11. The radio user equipment device of claim 10, wherein the operating the radio user equipment device as the local manager comprises broadcasting or unicasting data to the access user equipment.

12. The radio user equipment device of claim 10, wherein the operating the radio user equipment device as the local manager comprises scheduling radio resources to the access user equipment.

13. The radio user equipment device of claim 10, wherein the at least one access user equipment of the group of at least one access user equipment have a common quality of service requirement.

14. The radio user equipment device of claim 10, further comprising, relaying, based on a traffic type, by the user equipment operating as the local manager, one or more data packets between one access user equipment of the group of at least one access user equipment coupled to the user equipment operating as the local manager and another access user equipment of the group of at least one access user equipment coupled to the user equipment operating as the local manager.

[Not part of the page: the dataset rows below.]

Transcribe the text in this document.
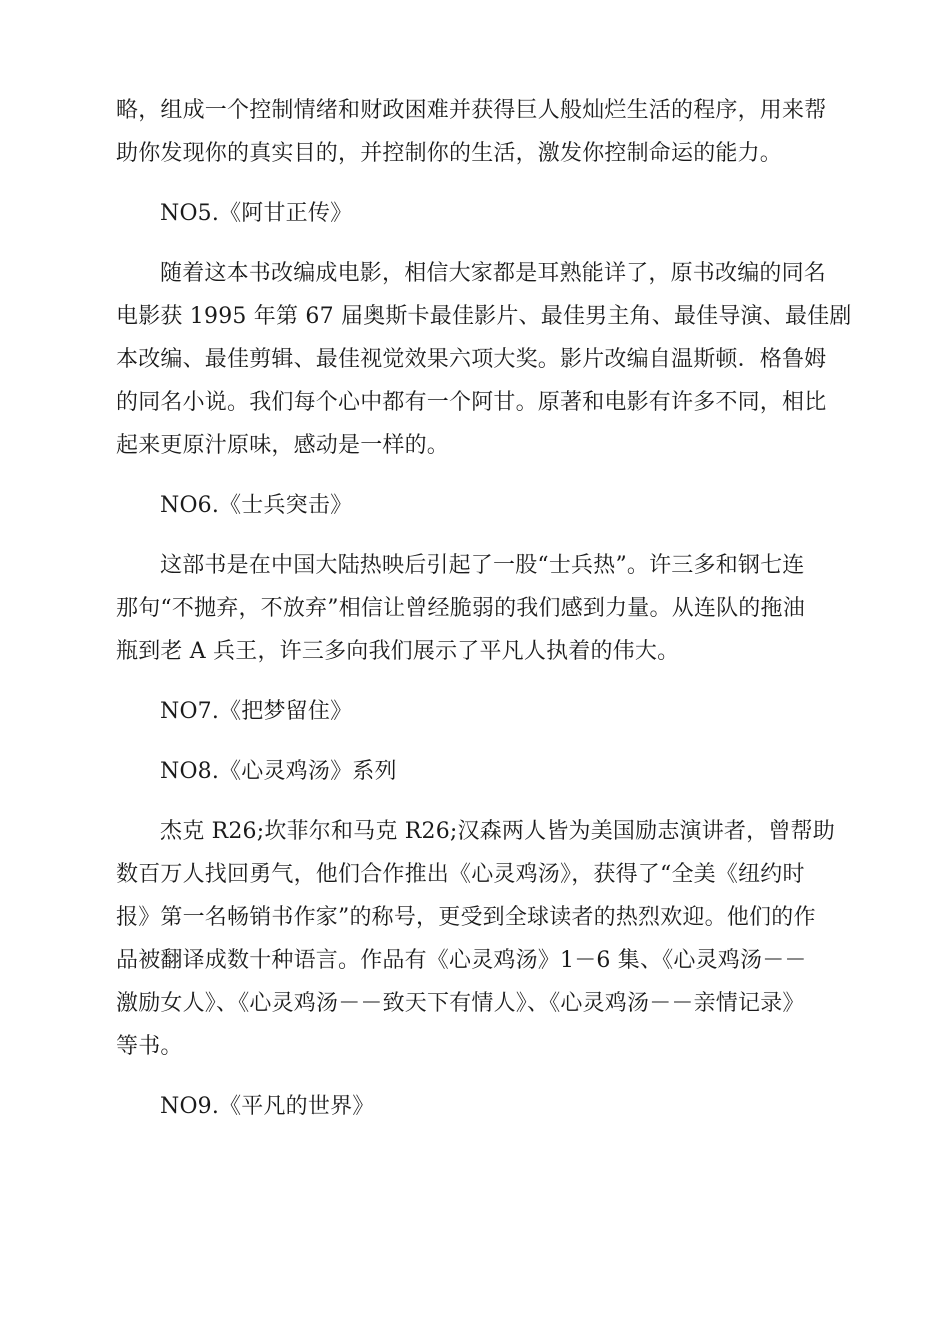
略，组成一个控制情绪和财政困难并获得巨人般灿烂生活的程序，用来帮
助你发现你的真实目的，并控制你的生活，激发你控制命运的能力。
NO5.《阿甘正传》
随着这本书改编成电影，相信大家都是耳熟能详了，原书改编的同名
电影获 1995 年第 67 届奥斯卡最佳影片、最佳男主角、最佳导演、最佳剧
本改编、最佳剪辑、最佳视觉效果六项大奖。影片改编自温斯顿．格鲁姆
的同名小说。我们每个心中都有一个阿甘。原著和电影有许多不同，相比
起来更原汁原味，感动是一样的。
NO6.《士兵突击》
这部书是在中国大陆热映后引起了一股“士兵热”。许三多和钢七连
那句“不抛弃，不放弃”相信让曾经脆弱的我们感到力量。从连队的拖油
瓶到老 A 兵王，许三多向我们展示了平凡人执着的伟大。
NO7.《把梦留住》
NO8.《心灵鸡汤》系列
杰克 R26;坎菲尔和马克 R26;汉森两人皆为美国励志演讲者，曾帮助
数百万人找回勇气，他们合作推出《心灵鸡汤》，获得了“全美《纽约时
报》第一名畅销书作家”的称号，更受到全球读者的热烈欢迎。他们的作
品被翻译成数十种语言。作品有《心灵鸡汤》1－6 集、《心灵鸡汤－－
激励女人》、《心灵鸡汤－－致天下有情人》、《心灵鸡汤－－亲情记录》
等书。
NO9.《平凡的世界》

15. The radio user equipment device of claim 10, further comprising, operating the user equipment operating as the local manager in a relay mode or a local breakout mode based on traffic type information.

16. A radio network device, comprising:

a processor; and

a memory that stores executable instructions that, when executed by the processor, facilitate performance of operations, the operations comprising: selecting a user equipment as a local manager based on capability information of the user equipment and reference signal measurement data associated with the user equipment; instructing the user equipment to operate as the local manager; communicating data to the user equipment that identifies an comprises a group of access user equipment to be managed by the user equipment when operating as the local manager; and receiving information from the user equipment comprising a data packet relayed by the user equipment from an access user equipment of the group of access user equipment.

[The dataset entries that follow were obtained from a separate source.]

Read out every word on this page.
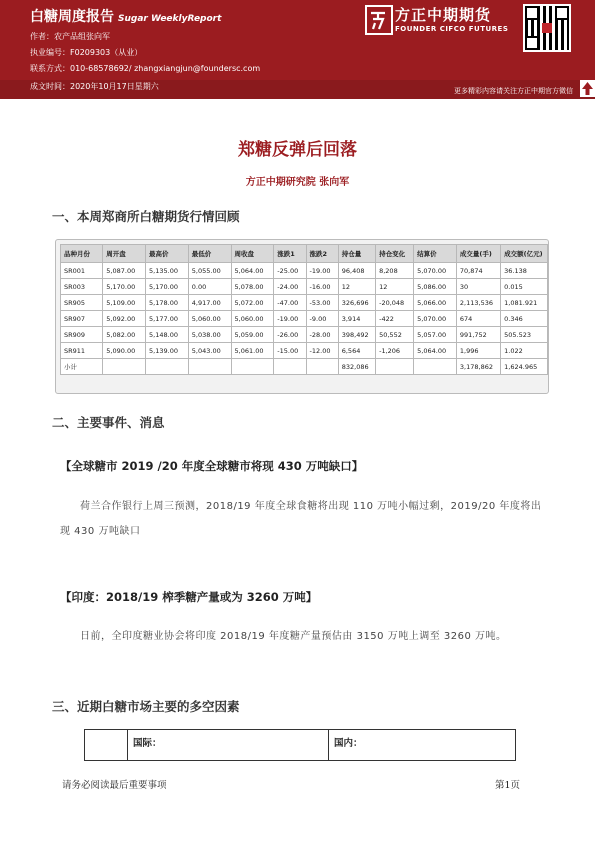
白糖周度报告 Sugar WeeklyReport
作者：农产品组张向军
执业编号：F0209303（从业）
联系方式：010-68578692/ zhangxiangjun@foundersc.com
成文时间：2020年10月17日星期六
方正中期期货
FOUNDER CIFCO FUTURES
更多精彩内容请关注方正中期官方微信
郑糖反弹后回落
方正中期研究院 张向军
一、本周郑商所白糖期货行情回顾
品种月份	周开盘	最高价	最低价	周收盘	涨跌1	涨跌2	持仓量	持仓变化	结算价	成交量(手)	成交额(亿元)
SR001	5,087.00	5,135.00	5,055.00	5,064.00	-25.00	-19.00	96,408	8,208	5,070.00	70,874	36.138
SR003	5,170.00	5,170.00	0.00	5,078.00	-24.00	-16.00	12	12	5,086.00	30	0.015
SR905	5,109.00	5,178.00	4,917.00	5,072.00	-47.00	-53.00	326,696	-20,048	5,066.00	2,113,536	1,081.921
SR907	5,092.00	5,177.00	5,060.00	5,060.00	-19.00	-9.00	3,914	-422	5,070.00	674	0.346
SR909	5,082.00	5,148.00	5,038.00	5,059.00	-26.00	-28.00	398,492	50,552	5,057.00	991,752	505.523
SR911	5,090.00	5,139.00	5,043.00	5,061.00	-15.00	-12.00	6,564	-1,206	5,064.00	1,996	1.022
小计							832,086			3,178,862	1,624.965
二、主要事件、消息
【全球糖市 2019 /20 年度全球糖市将现 430 万吨缺口】
荷兰合作银行上周三预测，2018/19 年度全球食糖将出现 110 万吨小幅过剩，2019/20 年度将出现 430 万吨缺口
【印度：2018/19 榨季糖产量或为 3260 万吨】
日前，全印度糖业协会将印度 2018/19 年度糖产量预估由 3150 万吨上调至 3260 万吨。
三、近期白糖市场主要的多空因素
国际：	国内：
请务必阅读最后重要事项	第1页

17. The radio network device of claim 16, wherein the selecting the user equipment as the local manager comprises, receiving, from the user equipment the capability information of the user equipment and the reference signal measurement data associated with the user equipment, receiving from, other user equipment other than the user equipment, other capability information of the other user equipment and other reference signal measurement data associated with the other user equipment, and evaluating the capability information of the user equipment, the reference signal measurement data associated with the user equipment, the other capability information of the other user equipment, and the other reference signal measurement data associated with the other user equipment, to select the local manager.

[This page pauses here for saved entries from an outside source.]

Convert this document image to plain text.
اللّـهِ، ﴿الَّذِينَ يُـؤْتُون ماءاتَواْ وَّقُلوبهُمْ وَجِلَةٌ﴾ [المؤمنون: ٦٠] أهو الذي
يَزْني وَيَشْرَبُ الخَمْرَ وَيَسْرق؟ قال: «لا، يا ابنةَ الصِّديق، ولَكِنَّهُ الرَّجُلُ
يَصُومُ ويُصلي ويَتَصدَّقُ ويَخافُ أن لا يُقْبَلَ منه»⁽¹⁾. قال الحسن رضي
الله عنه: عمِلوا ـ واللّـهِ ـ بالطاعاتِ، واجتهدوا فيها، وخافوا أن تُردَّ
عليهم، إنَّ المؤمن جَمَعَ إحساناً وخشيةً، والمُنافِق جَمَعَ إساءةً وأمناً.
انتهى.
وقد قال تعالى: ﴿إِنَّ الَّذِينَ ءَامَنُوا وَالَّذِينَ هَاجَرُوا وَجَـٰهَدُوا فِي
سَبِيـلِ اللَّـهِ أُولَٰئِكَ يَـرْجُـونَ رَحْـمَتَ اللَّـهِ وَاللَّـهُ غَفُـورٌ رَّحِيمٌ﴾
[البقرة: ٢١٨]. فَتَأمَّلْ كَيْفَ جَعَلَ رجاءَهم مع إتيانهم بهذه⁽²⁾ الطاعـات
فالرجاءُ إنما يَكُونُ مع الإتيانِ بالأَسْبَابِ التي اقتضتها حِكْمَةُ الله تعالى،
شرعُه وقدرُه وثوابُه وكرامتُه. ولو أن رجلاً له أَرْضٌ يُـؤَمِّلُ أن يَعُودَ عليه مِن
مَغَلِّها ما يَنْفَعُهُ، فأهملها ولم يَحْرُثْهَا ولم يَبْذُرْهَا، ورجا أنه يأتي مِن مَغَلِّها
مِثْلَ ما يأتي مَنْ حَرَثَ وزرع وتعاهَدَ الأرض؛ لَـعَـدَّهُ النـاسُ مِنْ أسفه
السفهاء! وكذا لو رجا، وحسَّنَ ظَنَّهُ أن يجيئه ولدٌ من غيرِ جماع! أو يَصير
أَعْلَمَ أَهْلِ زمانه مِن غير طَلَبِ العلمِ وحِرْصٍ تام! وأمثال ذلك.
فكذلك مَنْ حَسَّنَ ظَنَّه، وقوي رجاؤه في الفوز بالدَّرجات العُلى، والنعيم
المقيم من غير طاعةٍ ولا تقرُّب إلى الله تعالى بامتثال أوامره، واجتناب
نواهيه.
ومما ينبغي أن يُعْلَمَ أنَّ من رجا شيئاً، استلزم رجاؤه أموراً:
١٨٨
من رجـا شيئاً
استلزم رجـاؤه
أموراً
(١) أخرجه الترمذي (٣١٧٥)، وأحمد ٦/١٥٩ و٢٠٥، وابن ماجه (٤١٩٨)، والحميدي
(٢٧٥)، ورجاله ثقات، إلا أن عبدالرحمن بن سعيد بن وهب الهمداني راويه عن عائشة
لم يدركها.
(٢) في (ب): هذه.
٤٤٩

18. The radio network device of claim 16, wherein the operations further comprises selecting the access user equipment of the group of access user equipment based on a quality of service requirement for communication traffic.

19. The radio network device of claim 16, wherein the operations further comprise, assigning a radio resource pool to the user equipment for scheduling the access user equipment.

20. The radio network device of claim 16, wherein the operations further comprise, assigning a hop order to the local manager for communication of data to a core network device coupled to the radio network device.